The experts agreed on a plan, wrote a report and presented their recommendations to the family. The family decided to keep the business. Lead’s team suggested a five-year plan to professionalize it and make it more attractive to buyers. In response, the owners scaled back one founder’s workload because of her health. They also created formal job descriptions (there were none before), and hired staff to take on some of the owners’ duties.

Lead’s team also recommended that the eldest son, who was expected to take over the business, go to a leadership coaching and counseling retreat. Often, children who work in family businesses don’t get to choose how they’re involved with the company, says Laprade—they’re simply told what to do.

The son came back with a greater sense of purpose and a renewed interest in the business, says Harrison. Since working with Lead, the family’s company has gone on to win small-business awards in Vancouver.

Concierge services

Sometimes, an advisor’s relationship can shift beyond the original terms of engagement. A client calls and asks the advisor to buy a piece of art, hire a personal assistant or pay country club fees.

“We call that scope creep,” says McCullough. He says he’s been asked to do all those things and more. Once, he helped a woman, whose purse was stolen while she was travelling in Africa, get her passport replaced. Another time, he helped clients choose a retirement home for their parents. And not only has he vetted charities, but he’s also a director of some clients’ foundations.

If someone with less expertise can handle the task, EY says to consider whether the benefit to your client relationship is outweighed by the cost of helping.

McCullough says he can help clients in a bind, like the woman whose passport was stolen, because his firm has copies of their important documents, from passports to powers of attorney. So, the firm is often clients’ first call for help. One of his partners faxed the woman a copy of her passport, and was her guarantor when the Canadian embassy called to verify her identity.

“Because we have everything and we know them so well,” he says, “we can just pull out all the stops and make it work.”

How to get paid

It isn’t always easy to be fairly compensated for these myriad services.

At KJ Harrison, clients pay either a percentage of their assets, plus a performance fee, or a flat fee. Clark says that, without the fees, it would be difficult to be profitable.

87%

of you said you see yourself providing more guidance in areas for which you are not compensated.

“If you’re not managing the money, it’s going to be challenging,” he says. “My advice to anyone would be to ensure the investment management component is part of your value proposition.”

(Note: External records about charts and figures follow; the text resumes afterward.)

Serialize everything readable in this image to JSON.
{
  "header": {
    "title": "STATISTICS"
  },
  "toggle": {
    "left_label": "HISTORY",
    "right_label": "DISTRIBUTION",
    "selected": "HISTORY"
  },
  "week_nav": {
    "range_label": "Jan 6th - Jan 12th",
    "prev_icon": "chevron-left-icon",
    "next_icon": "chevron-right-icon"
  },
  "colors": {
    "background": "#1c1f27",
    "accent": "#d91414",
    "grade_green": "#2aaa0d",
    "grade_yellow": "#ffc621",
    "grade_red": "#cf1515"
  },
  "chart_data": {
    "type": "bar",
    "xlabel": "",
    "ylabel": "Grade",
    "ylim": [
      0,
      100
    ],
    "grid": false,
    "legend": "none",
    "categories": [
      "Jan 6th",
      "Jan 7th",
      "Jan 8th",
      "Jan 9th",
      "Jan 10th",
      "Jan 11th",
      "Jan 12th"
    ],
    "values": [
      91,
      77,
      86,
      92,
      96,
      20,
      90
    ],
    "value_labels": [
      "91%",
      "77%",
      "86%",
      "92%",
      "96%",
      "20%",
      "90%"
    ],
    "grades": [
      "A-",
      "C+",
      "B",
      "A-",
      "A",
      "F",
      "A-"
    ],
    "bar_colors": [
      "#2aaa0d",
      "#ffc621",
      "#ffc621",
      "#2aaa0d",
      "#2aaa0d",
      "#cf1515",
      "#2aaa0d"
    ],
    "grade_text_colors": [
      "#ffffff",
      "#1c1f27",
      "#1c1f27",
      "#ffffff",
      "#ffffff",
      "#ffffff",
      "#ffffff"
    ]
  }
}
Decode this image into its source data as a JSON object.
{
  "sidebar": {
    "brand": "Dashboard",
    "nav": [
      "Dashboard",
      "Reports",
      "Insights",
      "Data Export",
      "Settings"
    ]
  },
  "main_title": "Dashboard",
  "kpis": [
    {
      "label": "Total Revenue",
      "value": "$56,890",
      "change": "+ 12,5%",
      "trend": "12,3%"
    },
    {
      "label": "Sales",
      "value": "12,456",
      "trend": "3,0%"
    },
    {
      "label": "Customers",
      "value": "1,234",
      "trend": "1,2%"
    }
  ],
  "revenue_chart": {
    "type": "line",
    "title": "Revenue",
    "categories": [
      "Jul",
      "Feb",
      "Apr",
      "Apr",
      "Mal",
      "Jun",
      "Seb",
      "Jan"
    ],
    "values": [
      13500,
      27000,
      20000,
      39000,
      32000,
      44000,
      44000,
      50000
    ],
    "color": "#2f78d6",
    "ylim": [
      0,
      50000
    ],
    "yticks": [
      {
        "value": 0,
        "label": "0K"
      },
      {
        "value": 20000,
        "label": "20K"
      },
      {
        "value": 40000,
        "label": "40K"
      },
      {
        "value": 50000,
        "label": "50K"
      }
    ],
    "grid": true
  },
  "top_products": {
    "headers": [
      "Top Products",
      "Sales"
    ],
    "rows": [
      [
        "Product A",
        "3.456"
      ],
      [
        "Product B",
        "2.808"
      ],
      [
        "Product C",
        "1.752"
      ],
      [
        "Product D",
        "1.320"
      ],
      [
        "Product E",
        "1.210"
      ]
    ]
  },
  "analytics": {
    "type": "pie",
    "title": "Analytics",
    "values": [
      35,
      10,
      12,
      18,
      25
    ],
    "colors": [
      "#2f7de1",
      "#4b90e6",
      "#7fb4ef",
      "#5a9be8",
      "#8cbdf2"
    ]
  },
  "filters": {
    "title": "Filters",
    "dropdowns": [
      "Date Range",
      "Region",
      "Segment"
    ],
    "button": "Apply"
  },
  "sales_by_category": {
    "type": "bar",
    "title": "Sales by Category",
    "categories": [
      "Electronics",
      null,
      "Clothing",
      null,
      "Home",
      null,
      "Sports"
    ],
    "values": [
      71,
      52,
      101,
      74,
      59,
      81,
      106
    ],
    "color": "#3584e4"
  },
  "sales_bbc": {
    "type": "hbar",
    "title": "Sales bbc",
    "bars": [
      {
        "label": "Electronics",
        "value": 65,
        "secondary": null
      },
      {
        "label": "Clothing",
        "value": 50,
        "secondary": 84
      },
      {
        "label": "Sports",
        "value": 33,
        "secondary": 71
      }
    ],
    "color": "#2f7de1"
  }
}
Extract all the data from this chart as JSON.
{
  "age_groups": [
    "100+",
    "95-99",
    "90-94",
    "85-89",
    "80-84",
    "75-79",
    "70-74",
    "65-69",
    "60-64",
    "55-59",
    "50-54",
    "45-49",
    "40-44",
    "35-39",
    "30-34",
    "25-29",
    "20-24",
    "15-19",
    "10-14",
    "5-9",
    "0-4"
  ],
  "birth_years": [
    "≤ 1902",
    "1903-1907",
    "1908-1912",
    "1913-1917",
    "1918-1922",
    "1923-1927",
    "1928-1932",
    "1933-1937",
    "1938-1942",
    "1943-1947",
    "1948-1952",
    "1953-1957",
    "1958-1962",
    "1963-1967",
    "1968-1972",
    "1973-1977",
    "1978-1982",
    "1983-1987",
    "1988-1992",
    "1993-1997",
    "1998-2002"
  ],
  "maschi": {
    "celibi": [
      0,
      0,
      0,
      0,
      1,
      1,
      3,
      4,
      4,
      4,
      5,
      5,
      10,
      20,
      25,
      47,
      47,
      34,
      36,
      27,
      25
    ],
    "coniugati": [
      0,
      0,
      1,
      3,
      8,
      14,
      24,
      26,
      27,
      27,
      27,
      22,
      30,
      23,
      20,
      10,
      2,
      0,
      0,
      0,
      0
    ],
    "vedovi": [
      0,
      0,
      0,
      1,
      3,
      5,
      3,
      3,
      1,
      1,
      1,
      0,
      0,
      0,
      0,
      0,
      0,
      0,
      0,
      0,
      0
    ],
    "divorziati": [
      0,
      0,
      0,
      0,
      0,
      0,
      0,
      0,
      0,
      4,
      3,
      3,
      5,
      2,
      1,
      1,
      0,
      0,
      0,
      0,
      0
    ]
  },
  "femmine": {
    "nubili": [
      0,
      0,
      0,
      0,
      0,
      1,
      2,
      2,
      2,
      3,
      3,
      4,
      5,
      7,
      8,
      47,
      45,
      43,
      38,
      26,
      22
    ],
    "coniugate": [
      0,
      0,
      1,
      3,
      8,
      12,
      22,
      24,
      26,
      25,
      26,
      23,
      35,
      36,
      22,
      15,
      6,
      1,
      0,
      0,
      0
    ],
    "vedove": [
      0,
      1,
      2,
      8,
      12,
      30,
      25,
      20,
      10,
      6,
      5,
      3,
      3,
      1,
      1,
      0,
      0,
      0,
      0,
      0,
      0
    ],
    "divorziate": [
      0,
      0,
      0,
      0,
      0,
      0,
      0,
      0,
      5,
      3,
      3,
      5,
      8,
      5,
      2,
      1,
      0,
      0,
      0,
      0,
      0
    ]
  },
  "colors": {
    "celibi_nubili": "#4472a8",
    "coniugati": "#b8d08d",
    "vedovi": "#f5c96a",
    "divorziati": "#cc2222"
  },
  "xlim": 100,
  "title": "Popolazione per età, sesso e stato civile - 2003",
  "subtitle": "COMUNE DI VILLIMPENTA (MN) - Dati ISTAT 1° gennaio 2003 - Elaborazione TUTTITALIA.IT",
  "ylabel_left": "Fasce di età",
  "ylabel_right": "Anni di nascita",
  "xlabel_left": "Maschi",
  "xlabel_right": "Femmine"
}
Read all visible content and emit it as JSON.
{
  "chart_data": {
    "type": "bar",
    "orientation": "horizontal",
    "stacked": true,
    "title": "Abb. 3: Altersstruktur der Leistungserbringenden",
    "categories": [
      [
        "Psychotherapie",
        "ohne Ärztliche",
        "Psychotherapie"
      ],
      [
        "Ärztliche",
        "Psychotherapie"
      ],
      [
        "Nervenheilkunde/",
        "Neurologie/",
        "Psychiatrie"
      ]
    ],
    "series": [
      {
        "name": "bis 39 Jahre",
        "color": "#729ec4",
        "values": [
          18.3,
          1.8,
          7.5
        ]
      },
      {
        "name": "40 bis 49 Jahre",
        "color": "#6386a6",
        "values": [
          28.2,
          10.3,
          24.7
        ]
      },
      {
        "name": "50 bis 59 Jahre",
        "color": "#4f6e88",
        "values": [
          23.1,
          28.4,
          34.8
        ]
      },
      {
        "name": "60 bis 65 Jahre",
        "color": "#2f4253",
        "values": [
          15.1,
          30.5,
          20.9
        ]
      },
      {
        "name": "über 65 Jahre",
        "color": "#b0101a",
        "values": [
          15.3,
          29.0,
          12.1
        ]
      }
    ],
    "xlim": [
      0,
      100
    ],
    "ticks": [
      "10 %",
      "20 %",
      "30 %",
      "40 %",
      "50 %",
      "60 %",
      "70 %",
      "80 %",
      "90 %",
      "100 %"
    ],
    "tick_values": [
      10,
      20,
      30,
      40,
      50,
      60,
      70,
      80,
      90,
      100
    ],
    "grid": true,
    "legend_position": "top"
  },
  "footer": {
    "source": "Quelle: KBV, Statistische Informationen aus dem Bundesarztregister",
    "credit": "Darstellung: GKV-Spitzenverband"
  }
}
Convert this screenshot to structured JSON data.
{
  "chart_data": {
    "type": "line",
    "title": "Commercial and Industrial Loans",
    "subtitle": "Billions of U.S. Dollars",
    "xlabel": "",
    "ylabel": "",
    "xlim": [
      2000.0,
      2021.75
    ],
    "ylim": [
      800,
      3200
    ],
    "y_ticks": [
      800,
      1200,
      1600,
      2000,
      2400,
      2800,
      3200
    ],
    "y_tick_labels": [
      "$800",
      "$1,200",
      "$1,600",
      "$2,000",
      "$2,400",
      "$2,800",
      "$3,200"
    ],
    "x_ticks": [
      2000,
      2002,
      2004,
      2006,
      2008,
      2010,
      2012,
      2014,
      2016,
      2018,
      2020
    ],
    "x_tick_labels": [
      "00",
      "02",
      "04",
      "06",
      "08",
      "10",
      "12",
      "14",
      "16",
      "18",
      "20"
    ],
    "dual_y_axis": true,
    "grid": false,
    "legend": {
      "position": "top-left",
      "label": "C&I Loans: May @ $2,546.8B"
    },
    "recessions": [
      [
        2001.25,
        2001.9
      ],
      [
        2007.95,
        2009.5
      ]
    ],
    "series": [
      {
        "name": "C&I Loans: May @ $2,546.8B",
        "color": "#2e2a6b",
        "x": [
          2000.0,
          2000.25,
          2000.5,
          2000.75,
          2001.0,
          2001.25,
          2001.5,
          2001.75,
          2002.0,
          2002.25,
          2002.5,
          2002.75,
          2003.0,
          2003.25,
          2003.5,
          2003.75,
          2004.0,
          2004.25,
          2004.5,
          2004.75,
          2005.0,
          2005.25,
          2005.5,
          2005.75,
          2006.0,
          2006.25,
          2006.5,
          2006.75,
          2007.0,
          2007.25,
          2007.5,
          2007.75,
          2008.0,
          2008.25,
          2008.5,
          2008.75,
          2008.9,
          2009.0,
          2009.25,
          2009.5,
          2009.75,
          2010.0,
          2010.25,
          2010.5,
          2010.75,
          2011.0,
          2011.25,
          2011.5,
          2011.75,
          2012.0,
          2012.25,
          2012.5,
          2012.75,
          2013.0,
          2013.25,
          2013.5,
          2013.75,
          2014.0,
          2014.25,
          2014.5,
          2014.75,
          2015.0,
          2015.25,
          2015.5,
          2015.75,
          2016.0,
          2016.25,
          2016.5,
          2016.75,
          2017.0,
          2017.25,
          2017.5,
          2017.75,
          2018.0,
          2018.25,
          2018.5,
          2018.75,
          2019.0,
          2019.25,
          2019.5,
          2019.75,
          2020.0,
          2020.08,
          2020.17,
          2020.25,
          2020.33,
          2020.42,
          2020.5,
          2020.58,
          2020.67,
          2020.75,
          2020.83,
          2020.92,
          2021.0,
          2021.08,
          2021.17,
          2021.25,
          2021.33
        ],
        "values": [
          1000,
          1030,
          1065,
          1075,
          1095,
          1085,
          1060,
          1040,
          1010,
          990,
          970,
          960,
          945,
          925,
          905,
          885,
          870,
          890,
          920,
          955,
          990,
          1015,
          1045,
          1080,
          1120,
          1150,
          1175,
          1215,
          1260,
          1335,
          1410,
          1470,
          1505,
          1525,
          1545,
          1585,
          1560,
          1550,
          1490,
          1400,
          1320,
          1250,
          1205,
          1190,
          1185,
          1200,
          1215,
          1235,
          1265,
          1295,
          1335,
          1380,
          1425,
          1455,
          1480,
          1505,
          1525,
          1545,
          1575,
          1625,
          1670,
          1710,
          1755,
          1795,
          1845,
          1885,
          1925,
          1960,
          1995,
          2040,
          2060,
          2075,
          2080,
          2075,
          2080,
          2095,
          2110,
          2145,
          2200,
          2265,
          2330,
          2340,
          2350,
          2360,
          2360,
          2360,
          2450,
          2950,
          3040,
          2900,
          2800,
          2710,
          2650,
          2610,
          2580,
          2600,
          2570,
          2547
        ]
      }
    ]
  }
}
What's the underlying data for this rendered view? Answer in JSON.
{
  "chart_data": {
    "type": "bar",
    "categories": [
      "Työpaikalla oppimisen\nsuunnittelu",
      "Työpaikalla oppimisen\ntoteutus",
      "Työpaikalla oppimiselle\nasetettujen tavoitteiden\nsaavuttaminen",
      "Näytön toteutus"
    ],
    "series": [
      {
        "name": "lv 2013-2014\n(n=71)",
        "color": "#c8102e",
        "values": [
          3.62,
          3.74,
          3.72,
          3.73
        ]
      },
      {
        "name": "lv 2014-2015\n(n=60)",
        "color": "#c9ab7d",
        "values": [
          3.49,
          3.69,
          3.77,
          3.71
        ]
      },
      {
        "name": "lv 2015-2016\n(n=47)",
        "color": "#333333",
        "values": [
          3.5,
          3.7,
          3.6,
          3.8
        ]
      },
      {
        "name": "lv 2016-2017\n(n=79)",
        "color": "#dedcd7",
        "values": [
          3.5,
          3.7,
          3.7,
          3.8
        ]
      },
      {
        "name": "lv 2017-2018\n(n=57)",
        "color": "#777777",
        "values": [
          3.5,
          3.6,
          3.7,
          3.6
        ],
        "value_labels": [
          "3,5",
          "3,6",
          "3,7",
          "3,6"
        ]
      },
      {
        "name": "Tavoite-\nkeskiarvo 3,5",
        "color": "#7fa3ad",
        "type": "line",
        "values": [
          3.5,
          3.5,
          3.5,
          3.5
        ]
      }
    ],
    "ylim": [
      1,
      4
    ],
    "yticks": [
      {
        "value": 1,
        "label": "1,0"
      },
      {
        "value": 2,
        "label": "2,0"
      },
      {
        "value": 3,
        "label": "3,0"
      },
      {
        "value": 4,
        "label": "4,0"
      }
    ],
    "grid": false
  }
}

When Stephens decided not to offer investment management, she embarked on a long journey to profitability. Landmark advisors are compensated either by fees or with a percentage of clients’ asset size. She says, in the early years, it was difficult to get clients to accept a fee-only model, so they added the asset-size option. Historically, “Canadians don’t like writing cheques, and people would say to us, […] ‘We get this advice for free with our current financial advisor,’ ” she says. She tells clients that fee-for-service lets them choose how much work to give Landmark, and ensures they pay for only the services they value.

Now, the rest of the industry is catching up.

“We’re getting five or six referrals a month—a good pace,” she says.

They also have more revenue with 30 clients than when they had 100, because clients give them more work. But, she warns, “Don’t expect a great payoff for two or three years.”

She also finds administrative work begets more complex projects. For instance, when she saw a business-owner client’s insurance documents, she realized he was paying unnecessary premiums.

Years before, an outside advisor had suggested he transfer a personal whole life policy into his company. The policy was transferred, but the company hadn’t taken over the premiums. So Stephens helped the owner recoup the costs: “We went back and were able to get a $50,000 to $60,000 shareholder advance.”

Like Stephens, McCullough charges a fee on investable assets because it’s a common compensation style.

But for clients who have few liquid assets, he’ll work on retainer. “We do everything as part of that fee,” he says.

Since he doesn’t charge by the hour, he estimates how much work he’ll be doing for the family. The firm holds weekly meetings where staff can assess how much time they’ve spent on tasks, but they don’t track hours strictly since they have a small number of clients.

In rare cases, they may renegotiate terms. “In some cases we’ve lowered fees, and in some cases we’ve raised fees based on the amount of work,” he says. For instance, one client started a foundation, and a Northwood staff member was heavily involved in administering it.

Another client started a business, and Northwood helped set it up and arrange for bookkeeping, among other things. In those cases, “we’ll just go to the client and say, ‘This was not part of the original scope,’ and usually the client agrees,” says McCullough.

In another case, the firm lowered fees when a client decided to close the family foundation. “It’s really a conversation about what’s fair for the work being done.”